How to get rid of cellulite
Is your rump droopy or saggy? People often ask how to get a more toned, firmer / tighter superhero-like butt, so here's the scoop. In our opinion, through years of research and observing people try different things over the past decade, the fastest way to get your butt in shape is by doing compound movements that also target the butt, combined with a proper fat loss diet. We'll talk about the diet later.
What are the best toning exercises for butt lifting, inner thighs and back of thighs? Let's keep this as simple and easy as possible. Skip all the techno babble; No one wants to read. Just look below at the looped fitness animations that we put together for you so you can visually see how to do these exercises. Keep in mind these are butt workouts for women, as well as for guys.
This helps you get a firm butt, along with toned abs and thighs.
Lie face down on the ball with the palms of your hand firmly placed on the floor. Keep your back flat and toes to the floor, with your legs placed 3 feet apart.
Lift your legs by squeezing your glutes.
Hold your legs up for 1 count
Bring your feet together and lower.
Do 15 reps
Ball Run
Targets: Glutes, abs, quads, biceps
Sit on ball with your back straight and feet on the floor, with a dumbbell in each hand. Keep your elbows bent and palms in.
Lift your right foot off the floor 6 inches; keeping your knee bent, back straight.
Return to starting position and switch sides.
Do 15 reps.
Carving Curl
Targets: Glutes, Hamstrings
Lay facedown on the floor with head on folded arms.
Squeeze a 1-pound dumbbell or rolled-up towel behind bent left knee.
Lift bent left leg off of the floor; then return to starting position.
Do 20 reps for each side
Bend and Extend
Targets: Glutes and Hamstrings
In front of a chair bend over and place your left hand on the seat with your right forearm laying across the back of the chair. You want your forearm to be elongated across the length of the back of the chair.

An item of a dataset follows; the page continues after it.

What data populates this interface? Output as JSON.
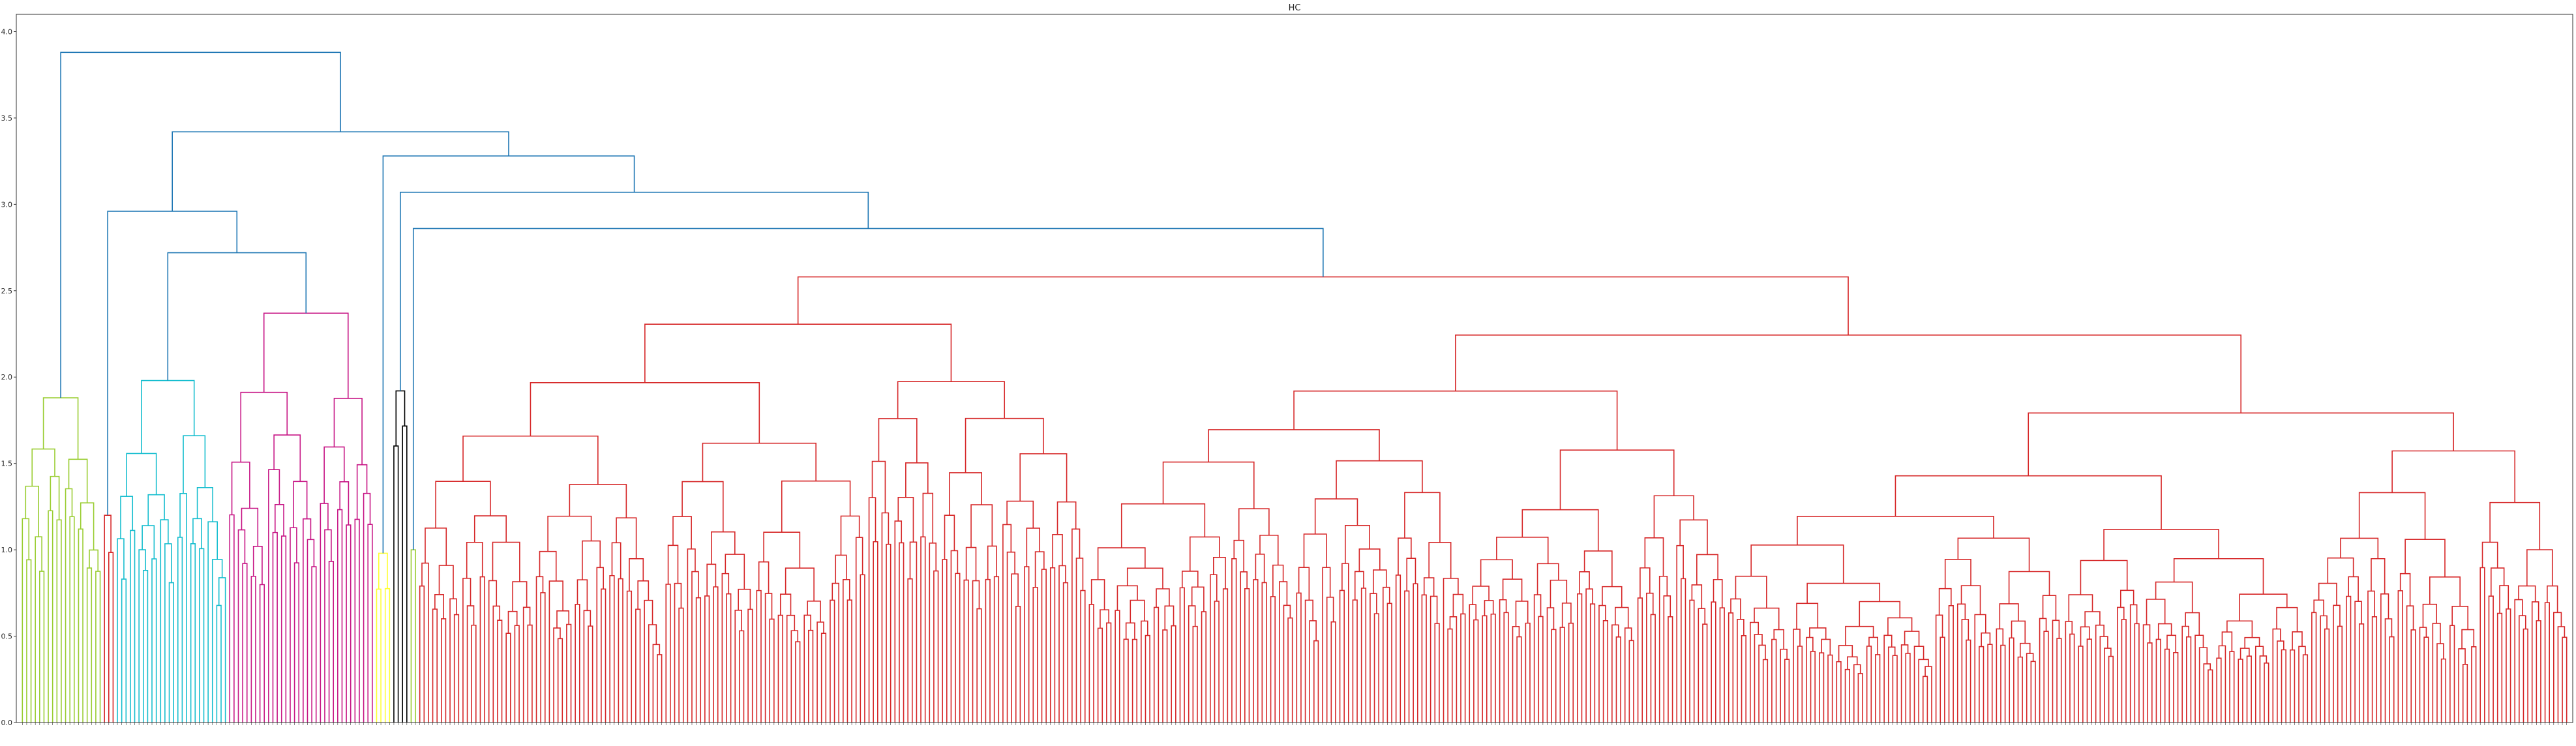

Extend your left leg in the air behind you. Foot flexed.
Lift and lower left leg 10 times (pulsing). Keep left leg lifted, bend and extend the knee 10 times.
Trace 5 clockwise and 5 counterclockwise circles with your left leg.
Hold for 5 counts.
Switch sides and repeat.
Swaying Bridge
Targets: Glutes, Hamstrings
Lie on your back, with knees bent, feet flexed with heels on the floor. Your heels need to be slightly wider than your width. Keep your arms down by your sides.

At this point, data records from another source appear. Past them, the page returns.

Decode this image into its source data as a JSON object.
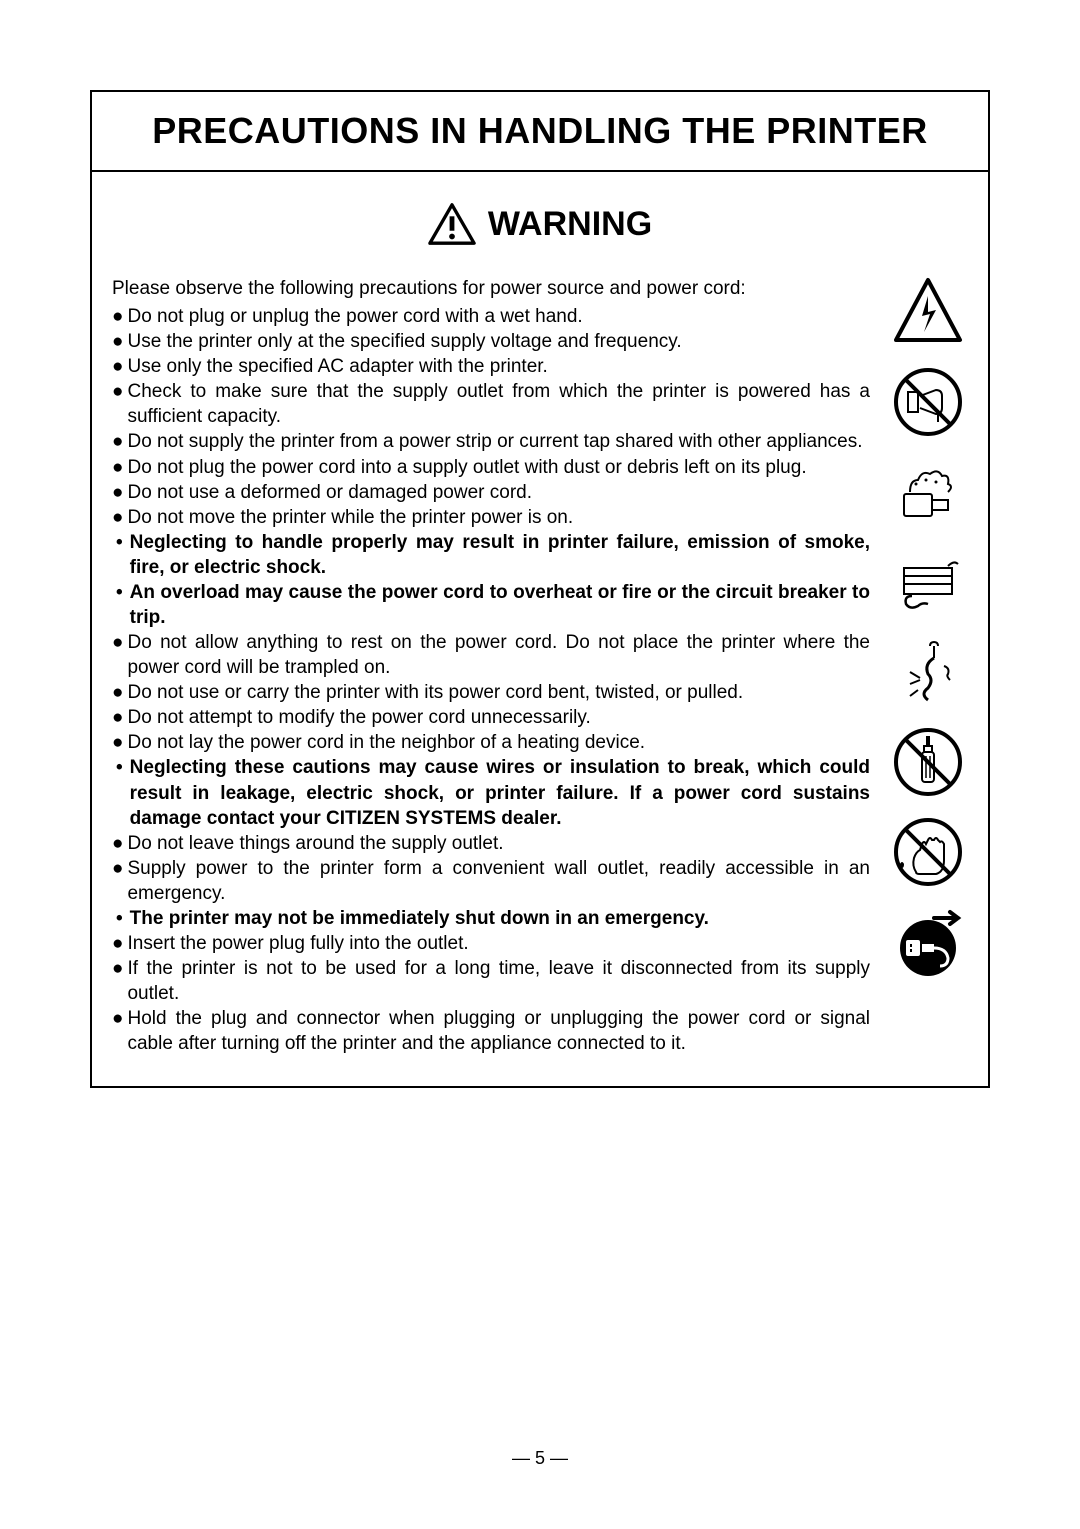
{
  "title": "PRECAUTIONS IN HANDLING THE PRINTER",
  "warning_label": "WARNING",
  "intro": "Please observe the following precautions for power source and power cord:",
  "items": [
    {
      "type": "bullet",
      "text": "Do not plug or unplug the power cord with a wet hand."
    },
    {
      "type": "bullet",
      "text": "Use the printer only at the specified supply voltage and frequency."
    },
    {
      "type": "bullet",
      "text": "Use only the specified AC adapter with the printer."
    },
    {
      "type": "bullet",
      "text": "Check to make sure that the supply outlet from which the printer is powered has a sufficient capacity."
    },
    {
      "type": "bullet",
      "text": "Do not supply the printer from a power strip or current tap shared with other appliances."
    },
    {
      "type": "bullet",
      "text": "Do not plug the power cord into a supply outlet with dust or debris left on its plug."
    },
    {
      "type": "bullet",
      "text": "Do not use a deformed or damaged power cord."
    },
    {
      "type": "bullet",
      "text": "Do not move the printer while the printer power is on."
    },
    {
      "type": "sub",
      "text": "Neglecting to handle properly may result in printer failure, emission of smoke, fire, or electric shock."
    },
    {
      "type": "sub",
      "text": "An overload may cause the power cord to overheat or fire or the circuit breaker to trip."
    },
    {
      "type": "bullet",
      "text": "Do not allow anything to rest on the power cord.  Do not place the printer where the power cord will be trampled on."
    },
    {
      "type": "bullet",
      "text": "Do not use or carry the printer with its power cord bent, twisted, or pulled."
    },
    {
      "type": "bullet",
      "text": "Do not attempt to modify the power cord unnecessarily."
    },
    {
      "type": "bullet",
      "text": "Do not lay the power cord in the neighbor of a heating device."
    },
    {
      "type": "sub",
      "text": "Neglecting these cautions may cause wires or insulation to break, which could result in leakage, electric shock, or printer failure.  If a power cord sustains damage contact your CITIZEN SYSTEMS dealer."
    },
    {
      "type": "bullet",
      "text": "Do not leave things around the supply outlet."
    },
    {
      "type": "bullet",
      "text": "Supply power to the printer form a convenient wall outlet, readily accessible in an emergency."
    },
    {
      "type": "sub",
      "text": "The printer may not be immediately shut down in an emergency."
    },
    {
      "type": "bullet",
      "text": "Insert the power plug fully into the outlet."
    },
    {
      "type": "bullet",
      "text": "If the printer is not to be used for a long time, leave it disconnected from its supply outlet."
    },
    {
      "type": "bullet",
      "text": "Hold the plug and connector when plugging or unplugging the power cord or signal cable after turning off the printer and the appliance connected to it."
    }
  ],
  "page_number": "— 5 —",
  "colors": {
    "text": "#000000",
    "background": "#ffffff",
    "border": "#000000"
  }
}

Lift hips until the body forms a line from the rib cage to the knees. Your bra strap should remain on the floor. Lower.
Do 10 reps.
Lift hips and this time sway your hips from left to right, squeezing the glutes. Do 20 reps.
With hips lifted do 20 pulses (moving your hips up and down about an inch.)
Any of these exercises are great alternatives to weight lifting that specifically target butt reduction, or fat reduction in the butt, inner and back of thighs. You may also lose some weight in the love handles area, but these techniques don't specifically target that area of the body.